En plus des films, une foule de spectacles sont présentés au Corona. On peut observer une certaine évolution dans les programmes présentés au fil des cinquante années d’existence du Corona. Dans les premières années, on présente du théâtre, notamment du vaudeville et du burlesque qui atteint une popularité importante après 1918. Les billets pour ce genre de spectacle au Corona sont vendus 0.25$ pour des places régulières, 0,50$ à 0,75$ pour les places réservées et 1,00$ pour les loges. Du cinéma muet est présenté ainsi que des images d’actualité. Par exemple, en 1921, le public peut voir sur grand écran le match de tennis opposant le maskoutain Henri Laframboise à l’australien Jim Anderson, vainqueur de la partie, lors de la coupe Davis. Cependant, dans les premières années du Corona, il n’y a pas que théâtre, cinéma et actualité, il y a aussi des concerts de musique classique. Par exemple, le baryton Camille Duguay y donne un concert le 12 avril 1917. Il y a également des spectacles de musique populaire que les spectateurs peuvent apprécier grâce à des chanteurs de chansonnettes et à l’orchestre durant les entractes. Les billets pour les spectacles à cette époque se vendent 0,5$, 0,10$ et 0,20$.
De plus, en 1917, il est possible d’avoir les dernières informations sur un événement qui captive tout le monde, car il est annoncé dans le journal Le Clairon que « les rapports détaillés de l’élection de Dorchester seront donnés samedi soir au Théâtre Corona par Fil Spécial du G.N. Telegraph. Libéraux, conservateurs et nationalistes venez en foule voir notre superbe programme de vues et apprendre le résultat de l’élection qui intéresse tout le pays. » Aussi, les spectateurs du Théâtre Corona peuvent assister à des spectacles hors de la salle avant les représentations habituelles à l’intérieur. Notamment, il est annoncé dans le Clairon que « Wilfrid Cabana exécutera le redoutable tour de force qui consiste à supporter une automobile sur un pont. Ce tour de force s’accomplira GRATIS en face du Théâtre, à 2.00 hrs de l’après-midi et à 7.30 hrs du soir avant les représentations.»

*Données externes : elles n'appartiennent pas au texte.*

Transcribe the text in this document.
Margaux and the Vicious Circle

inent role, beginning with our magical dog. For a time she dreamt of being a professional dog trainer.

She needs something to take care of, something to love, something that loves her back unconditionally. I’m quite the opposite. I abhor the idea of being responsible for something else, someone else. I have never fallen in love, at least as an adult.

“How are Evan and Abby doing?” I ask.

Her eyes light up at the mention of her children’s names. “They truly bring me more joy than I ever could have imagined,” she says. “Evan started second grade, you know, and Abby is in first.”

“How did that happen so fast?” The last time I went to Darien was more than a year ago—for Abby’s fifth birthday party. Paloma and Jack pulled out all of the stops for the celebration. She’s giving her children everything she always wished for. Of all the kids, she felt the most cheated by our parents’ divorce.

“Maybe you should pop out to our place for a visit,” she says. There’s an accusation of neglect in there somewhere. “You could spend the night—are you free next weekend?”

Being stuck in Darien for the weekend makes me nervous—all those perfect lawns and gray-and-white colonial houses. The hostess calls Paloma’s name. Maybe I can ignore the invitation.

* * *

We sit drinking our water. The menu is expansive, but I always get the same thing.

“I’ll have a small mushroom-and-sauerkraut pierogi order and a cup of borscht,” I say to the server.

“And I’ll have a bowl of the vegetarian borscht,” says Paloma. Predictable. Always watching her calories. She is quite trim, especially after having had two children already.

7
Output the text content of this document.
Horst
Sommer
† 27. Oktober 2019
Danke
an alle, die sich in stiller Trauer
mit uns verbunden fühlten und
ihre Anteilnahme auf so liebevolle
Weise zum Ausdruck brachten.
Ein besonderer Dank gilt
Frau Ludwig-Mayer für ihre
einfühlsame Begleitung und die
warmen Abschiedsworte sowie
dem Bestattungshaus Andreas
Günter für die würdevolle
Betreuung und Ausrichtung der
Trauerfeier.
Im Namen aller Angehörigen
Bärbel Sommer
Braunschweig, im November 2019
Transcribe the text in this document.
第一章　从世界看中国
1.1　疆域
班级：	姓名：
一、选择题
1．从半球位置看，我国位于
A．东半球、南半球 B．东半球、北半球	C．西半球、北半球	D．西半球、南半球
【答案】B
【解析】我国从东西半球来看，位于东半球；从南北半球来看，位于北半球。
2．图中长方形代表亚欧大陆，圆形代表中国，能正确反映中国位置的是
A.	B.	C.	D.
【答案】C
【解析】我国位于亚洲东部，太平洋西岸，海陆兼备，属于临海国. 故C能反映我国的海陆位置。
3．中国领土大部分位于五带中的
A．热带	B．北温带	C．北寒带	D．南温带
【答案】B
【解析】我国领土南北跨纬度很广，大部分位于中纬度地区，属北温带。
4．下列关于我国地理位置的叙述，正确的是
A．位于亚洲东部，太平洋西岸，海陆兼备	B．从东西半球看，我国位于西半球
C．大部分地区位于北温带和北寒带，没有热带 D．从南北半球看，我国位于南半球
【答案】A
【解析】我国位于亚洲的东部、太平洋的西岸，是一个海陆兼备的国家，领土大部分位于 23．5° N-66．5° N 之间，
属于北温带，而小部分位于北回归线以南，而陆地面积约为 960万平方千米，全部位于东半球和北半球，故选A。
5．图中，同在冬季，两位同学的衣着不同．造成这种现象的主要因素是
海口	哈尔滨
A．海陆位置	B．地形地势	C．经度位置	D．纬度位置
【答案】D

Dans les années vingt, les programmes combinent souvent un ou deux films et un spectacle de théâtre ou de musique. Cette tradition se poursuivra jusqu’à la fin des années trente.
Pour assister à un programme double, les gens doivent s’acheter un billet au coût de 0,25$ en matinée et 0,35$ à 0,45$ en soirée. Un évènement important contribue à augmenter les foules dans les théâtres, il s’agit de l’avènement du cinéma parlant qui devient le divertissement ayant le plus de popularité dans les années trente. Le théâtre Corona, comme les autres théâtres du Québec, donne une place importante aux « vues françaises ». Au moment de l’introduction du cinéma parlant, le théâtre est en situation de crise durant quelques années étant donné la popularité du cinéma, cependant dès le début des années trente, il reprend sa place parmi les divertissements favoris du public qui prend un grand plaisir à assister à des pièces mélodramatiques, des vaudeville, et des opéras-bouffes donnés, souvent, par des troupes amateures. Par exemple, en 1934 au Corona est présentée La rapace vertueuse écrite et mise en scène par le maskoutain Noël-Henri Paradis, une tragi-comédie « interprétée par un groupe des plus forts amateurs de Saint-Hyacinthe ».
Dans les années trente, les maskoutains se rendent en grand nombre pour assister aux spectacles musicaux. La Société philharmonique de Saint-Hyacinthe, la Société des concerts de Saint-Hyacinthe ainsi que la Société des rendez-vous artistiques présentent à de nombreuses reprises des concerts sur la scène du Corona. Il ne faut pas oublier non plus les soirées hebdomadaires de concours d’amateurs où des artistes démontrent leur talent devant le public représentant le jury. De nombreux articles parus dans le Clairon de Saint-Hyacinthe témoignent de la popularité de ce genre de soirée. Un article de l’édition du Clairon du 19 janvier 1934 en fait foi : « On a dû refuser du monde au contrôle du Corona, samedi dernier, tant l’assistance s’était rendue pour le toujours intéressant programme du samedi (…) c’est la preuve la plus éloquente du succès que remportent les concours d’amateurs organisés par notre populaire théâtre local. »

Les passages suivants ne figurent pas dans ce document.